Active equity ETFs displayed a notable performance in April, delivering double-digit returns amidst complex market conditions. According to ETFTrends, this period was characterized by divergent signals from the Federal Reserve and a breakdown in global oil alliances, creating an environment where discerning stock selection proved crucial for investors.

What Happened

April saw a challenging investment landscape, marked by significant policy disagreement within the Federal Reserve. Specifically, three dissenting votes were recorded during Fed Chair Powell's tenure, indicating a high degree of internal discord regarding monetary policy. Concurrently, shifts in global oil alliances further contributed to market uncertainty. Despite these headwinds, active equity ETFs, as highlighted by the performance of funds like TACU (which had a 10.59% return), showcased an ability to navigate conflicting economic indicators and corporate earnings reports.

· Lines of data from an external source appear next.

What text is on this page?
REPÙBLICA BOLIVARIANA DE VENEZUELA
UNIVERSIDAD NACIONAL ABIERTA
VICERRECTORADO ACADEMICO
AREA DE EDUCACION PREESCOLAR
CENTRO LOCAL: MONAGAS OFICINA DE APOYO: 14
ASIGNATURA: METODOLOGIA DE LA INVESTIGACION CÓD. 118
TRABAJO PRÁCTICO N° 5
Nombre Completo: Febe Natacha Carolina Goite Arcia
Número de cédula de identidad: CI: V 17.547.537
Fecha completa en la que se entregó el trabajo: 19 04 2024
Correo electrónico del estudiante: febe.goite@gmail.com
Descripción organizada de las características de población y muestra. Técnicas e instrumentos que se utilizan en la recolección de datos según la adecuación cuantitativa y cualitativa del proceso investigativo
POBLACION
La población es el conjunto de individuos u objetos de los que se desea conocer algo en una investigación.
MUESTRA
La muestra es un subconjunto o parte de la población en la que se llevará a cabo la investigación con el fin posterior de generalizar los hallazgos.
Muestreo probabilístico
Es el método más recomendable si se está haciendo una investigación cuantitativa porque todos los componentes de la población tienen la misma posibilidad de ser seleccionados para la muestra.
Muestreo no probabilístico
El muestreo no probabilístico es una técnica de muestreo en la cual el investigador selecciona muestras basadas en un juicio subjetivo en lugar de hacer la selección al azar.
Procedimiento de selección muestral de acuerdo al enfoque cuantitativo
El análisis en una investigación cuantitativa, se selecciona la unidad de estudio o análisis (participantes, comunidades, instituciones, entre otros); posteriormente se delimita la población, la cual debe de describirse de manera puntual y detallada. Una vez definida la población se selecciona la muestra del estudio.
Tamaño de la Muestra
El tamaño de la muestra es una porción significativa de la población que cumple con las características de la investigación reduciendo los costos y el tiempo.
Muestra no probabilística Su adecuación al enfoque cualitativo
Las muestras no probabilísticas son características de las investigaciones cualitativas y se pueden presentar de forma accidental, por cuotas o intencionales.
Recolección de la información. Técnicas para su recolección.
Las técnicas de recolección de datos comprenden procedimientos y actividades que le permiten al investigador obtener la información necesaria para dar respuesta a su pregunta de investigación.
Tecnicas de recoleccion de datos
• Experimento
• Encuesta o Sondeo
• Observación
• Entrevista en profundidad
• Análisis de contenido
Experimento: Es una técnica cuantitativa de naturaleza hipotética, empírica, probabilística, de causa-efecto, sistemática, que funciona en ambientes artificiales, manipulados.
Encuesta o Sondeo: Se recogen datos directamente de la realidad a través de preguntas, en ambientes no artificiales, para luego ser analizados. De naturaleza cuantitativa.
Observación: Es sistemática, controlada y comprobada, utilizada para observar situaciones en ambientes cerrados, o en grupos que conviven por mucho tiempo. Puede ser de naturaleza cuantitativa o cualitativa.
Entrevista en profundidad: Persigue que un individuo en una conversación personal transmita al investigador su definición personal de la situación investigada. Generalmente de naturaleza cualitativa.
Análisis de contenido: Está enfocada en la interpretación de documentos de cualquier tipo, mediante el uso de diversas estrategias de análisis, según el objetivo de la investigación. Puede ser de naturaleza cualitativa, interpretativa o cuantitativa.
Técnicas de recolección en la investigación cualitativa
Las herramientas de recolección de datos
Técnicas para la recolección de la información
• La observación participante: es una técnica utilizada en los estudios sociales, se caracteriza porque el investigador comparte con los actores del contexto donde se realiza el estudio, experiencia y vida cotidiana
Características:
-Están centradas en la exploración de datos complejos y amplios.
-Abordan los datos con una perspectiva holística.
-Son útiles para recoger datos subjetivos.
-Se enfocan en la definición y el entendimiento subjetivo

Why It Matters for ETF Investors

For ETF investors, these developments underscore the potential advantages of active management, particularly during periods of increased market volatility and uncertainty. In environments where broad market movements are less predictable, active ETFs aim to outperform by employing specific strategies and adjusting holdings based on real-time analysis. The ability of some active funds to generate double-digit returns in a turbulent April suggests that their managers successfully identified opportunities or mitigated risks that passive strategies might have simply tracked. This becomes especially pertinent when macroeconomic factors, such as central bank policy divergencess and geopolitical shifts, create a dislocated market where security selection can drive significant alpha.

Affected ETFs

One specific ETF highlighted, UAE (iShares MSCI UAE ETF), invests in equities within the United Arab Emirates. While the source mentions the UAE's geopolitical involvement in oil alliances, its specific performance details for April were not provided in the same context as the general reference to active equity ETFs. However, its inclusion in the news piece suggests that ETFs focusing on regions impacted by shifting global alliances could be subject to increased volatility or opportunities that active managers might seek to exploit.

Sector / Classification Impact

This news primarily impacts the equity asset class, particularly active strategies within it. The segment "Equity: United Arab Emirates - Total Market" represented by ETFs like UAE, would be directly influenced by regional economic and geopolitical shifts, such as changes in global oil alliances. The success of active ETFs in April suggests a broader potential positive impact on investor sentiment towards actively managed equity funds, challenging the often-held belief that passive investing always superior, especially in volatile markets. This performance could encourage more allocations towards actively managed strategies within various equity segments.

Bottom Line

April's market conditions, characterized by Federal Reserve discord and geopolitical shifts in oil alliances, created a complex environment where active equity ETFs demonstrated their potential for strong returns. The ability of these funds to deliver double-digit gains suggests that skilled managers can identify and capitalize on opportunities even when the broader market faces significant headwinds, making active management a compelling consideration for investors seeking to navigate volatility.